Sharing our latest work presented at the ICML workshop “Identifying and Understanding Deep Learning Phenomena”:
Layer rotation: a surprisingly powerful indicator of generalization in deep networks? (arxiv link)
We’re pretty excited about it: we really believe layer rotation (the metric we study) is somehow related to a fundamental aspect of deep learning, and that it is worth much more investigation. For the moment, our work demonstrates that layer rotation’s relation with generalization exhibits a remarkable
- consistency : a rule of thumb that is widely applicable, explaining differences of up to 30% test accuracy,
- simplicity : a network-independent optimum w.r.t. generalization, and
- explanatory power: novel insights around widely used techniques (weight decay, adaptive gradient methods, learning rate warmups,…).

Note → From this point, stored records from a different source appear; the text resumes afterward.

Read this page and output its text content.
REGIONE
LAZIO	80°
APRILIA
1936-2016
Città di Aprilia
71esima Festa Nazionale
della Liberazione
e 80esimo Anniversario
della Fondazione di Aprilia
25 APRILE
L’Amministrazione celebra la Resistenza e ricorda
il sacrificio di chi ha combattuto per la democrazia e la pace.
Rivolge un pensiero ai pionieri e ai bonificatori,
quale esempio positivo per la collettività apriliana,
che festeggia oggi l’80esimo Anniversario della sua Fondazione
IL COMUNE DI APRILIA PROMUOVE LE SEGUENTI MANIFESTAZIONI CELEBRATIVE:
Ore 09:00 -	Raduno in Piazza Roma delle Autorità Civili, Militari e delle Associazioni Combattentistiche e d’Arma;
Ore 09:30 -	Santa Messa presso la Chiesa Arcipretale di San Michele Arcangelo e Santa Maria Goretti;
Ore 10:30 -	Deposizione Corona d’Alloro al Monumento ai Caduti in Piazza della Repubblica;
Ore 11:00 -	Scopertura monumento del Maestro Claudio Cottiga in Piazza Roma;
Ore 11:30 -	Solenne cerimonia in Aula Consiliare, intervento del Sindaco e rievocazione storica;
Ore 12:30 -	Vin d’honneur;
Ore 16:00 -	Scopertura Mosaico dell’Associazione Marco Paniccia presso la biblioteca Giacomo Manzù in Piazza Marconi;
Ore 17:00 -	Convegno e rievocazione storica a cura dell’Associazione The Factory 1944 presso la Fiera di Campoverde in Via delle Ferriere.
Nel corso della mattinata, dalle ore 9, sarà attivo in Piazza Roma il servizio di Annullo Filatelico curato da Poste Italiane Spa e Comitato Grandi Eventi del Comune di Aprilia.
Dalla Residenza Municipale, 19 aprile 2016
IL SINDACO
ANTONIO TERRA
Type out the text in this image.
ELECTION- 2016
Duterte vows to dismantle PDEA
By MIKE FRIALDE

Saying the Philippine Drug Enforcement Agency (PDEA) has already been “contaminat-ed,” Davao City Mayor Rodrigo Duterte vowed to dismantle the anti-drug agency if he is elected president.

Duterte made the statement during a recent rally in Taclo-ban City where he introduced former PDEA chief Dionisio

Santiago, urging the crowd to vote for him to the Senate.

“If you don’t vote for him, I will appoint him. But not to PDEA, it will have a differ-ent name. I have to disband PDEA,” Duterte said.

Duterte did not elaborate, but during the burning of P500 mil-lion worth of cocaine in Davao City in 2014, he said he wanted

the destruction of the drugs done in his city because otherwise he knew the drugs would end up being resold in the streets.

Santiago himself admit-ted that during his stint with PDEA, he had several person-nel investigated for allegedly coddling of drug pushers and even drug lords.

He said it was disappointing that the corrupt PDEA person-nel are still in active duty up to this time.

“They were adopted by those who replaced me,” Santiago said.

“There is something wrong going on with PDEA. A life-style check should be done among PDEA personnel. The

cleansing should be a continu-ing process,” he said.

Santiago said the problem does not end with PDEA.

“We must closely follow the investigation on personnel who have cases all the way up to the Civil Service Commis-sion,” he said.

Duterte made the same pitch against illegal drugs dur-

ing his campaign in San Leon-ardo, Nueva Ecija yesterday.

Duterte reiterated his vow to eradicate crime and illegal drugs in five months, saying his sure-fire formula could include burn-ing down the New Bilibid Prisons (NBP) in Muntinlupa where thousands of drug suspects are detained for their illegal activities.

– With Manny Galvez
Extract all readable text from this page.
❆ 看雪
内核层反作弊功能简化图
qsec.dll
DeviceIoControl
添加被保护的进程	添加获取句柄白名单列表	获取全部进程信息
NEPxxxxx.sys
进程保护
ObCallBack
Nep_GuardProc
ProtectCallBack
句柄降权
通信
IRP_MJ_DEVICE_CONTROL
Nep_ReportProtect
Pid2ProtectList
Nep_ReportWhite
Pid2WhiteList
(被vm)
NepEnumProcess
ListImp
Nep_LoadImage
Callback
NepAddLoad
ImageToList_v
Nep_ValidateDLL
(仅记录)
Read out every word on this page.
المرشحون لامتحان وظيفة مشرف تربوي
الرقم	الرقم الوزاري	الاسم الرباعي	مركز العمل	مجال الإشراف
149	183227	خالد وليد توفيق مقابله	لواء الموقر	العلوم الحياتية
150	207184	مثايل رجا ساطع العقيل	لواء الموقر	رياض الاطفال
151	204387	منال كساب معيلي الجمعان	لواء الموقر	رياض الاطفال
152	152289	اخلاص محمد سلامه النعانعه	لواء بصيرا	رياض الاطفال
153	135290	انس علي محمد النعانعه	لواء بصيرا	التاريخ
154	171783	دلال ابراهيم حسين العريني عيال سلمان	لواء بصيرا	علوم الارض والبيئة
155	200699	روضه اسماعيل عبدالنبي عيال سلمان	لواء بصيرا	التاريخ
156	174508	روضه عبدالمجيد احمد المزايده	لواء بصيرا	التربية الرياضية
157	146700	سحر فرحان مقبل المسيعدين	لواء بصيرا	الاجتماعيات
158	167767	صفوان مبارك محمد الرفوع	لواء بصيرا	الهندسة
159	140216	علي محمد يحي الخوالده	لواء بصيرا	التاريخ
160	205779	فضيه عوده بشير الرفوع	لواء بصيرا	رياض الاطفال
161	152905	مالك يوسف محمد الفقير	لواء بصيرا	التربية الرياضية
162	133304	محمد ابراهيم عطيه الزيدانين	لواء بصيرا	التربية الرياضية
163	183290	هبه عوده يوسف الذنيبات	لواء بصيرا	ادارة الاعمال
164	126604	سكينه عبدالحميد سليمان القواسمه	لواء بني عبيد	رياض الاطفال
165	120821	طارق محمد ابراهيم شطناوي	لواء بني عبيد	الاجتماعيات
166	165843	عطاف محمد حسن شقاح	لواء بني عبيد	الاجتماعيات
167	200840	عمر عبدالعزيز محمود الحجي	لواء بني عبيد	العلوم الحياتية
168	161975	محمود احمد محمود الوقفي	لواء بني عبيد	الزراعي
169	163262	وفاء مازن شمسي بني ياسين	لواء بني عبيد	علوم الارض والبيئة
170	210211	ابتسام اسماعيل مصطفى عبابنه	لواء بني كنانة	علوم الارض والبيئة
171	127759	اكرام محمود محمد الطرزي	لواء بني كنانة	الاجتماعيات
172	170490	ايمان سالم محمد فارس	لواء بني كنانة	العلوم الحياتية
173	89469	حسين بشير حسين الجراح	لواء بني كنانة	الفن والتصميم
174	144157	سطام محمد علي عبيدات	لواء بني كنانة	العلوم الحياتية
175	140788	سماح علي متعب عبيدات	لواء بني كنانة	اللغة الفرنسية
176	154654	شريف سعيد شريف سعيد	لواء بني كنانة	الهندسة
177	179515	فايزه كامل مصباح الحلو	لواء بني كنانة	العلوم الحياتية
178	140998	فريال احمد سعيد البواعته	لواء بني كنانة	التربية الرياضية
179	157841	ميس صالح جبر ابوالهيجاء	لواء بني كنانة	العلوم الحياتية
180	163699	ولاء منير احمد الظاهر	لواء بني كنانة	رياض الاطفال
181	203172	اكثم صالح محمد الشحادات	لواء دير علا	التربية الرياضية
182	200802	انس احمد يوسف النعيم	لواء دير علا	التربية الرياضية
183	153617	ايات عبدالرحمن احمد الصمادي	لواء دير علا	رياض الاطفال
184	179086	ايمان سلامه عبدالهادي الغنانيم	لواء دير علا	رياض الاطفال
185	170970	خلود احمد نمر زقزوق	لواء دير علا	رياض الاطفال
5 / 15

We also provide preliminary evidence that layer rotations correlate with the degree to which intermediate features are learned during the training procedure.
Looking forward to your feedback!
Our work presents extensive empirical evidence that layer rotation, i.e. the evolution across training of the cosine distance between each layer’s weight vector and its initialization, constitutes an impressively consistent indicator of generalization performance. In particular, larger cosine distances between final and initial weights of each layer consistently translate into better generalization performance of the final model. Interestingly, this relation admits a network independent optimum: training procedures during which all layers’ weights reach a cosine distance of 1 from their initialization consistently outperform other configurations -by up to 30% test accuracy. Moreover, we show that layer rotations are easily monitored and controlled (helpful for hyperparameter tuning) and potentially provide a unified framework to explain the impact of learning rate tuning, weight decay, learning rate warmups and adaptive gradient methods on generalization and training speed. In an attempt to explain the surprising properties of layer rotation, we show on a 1-layer MLP trained on MNIST that layer rotation correlates with the degree to which features of intermediate layers have been trained.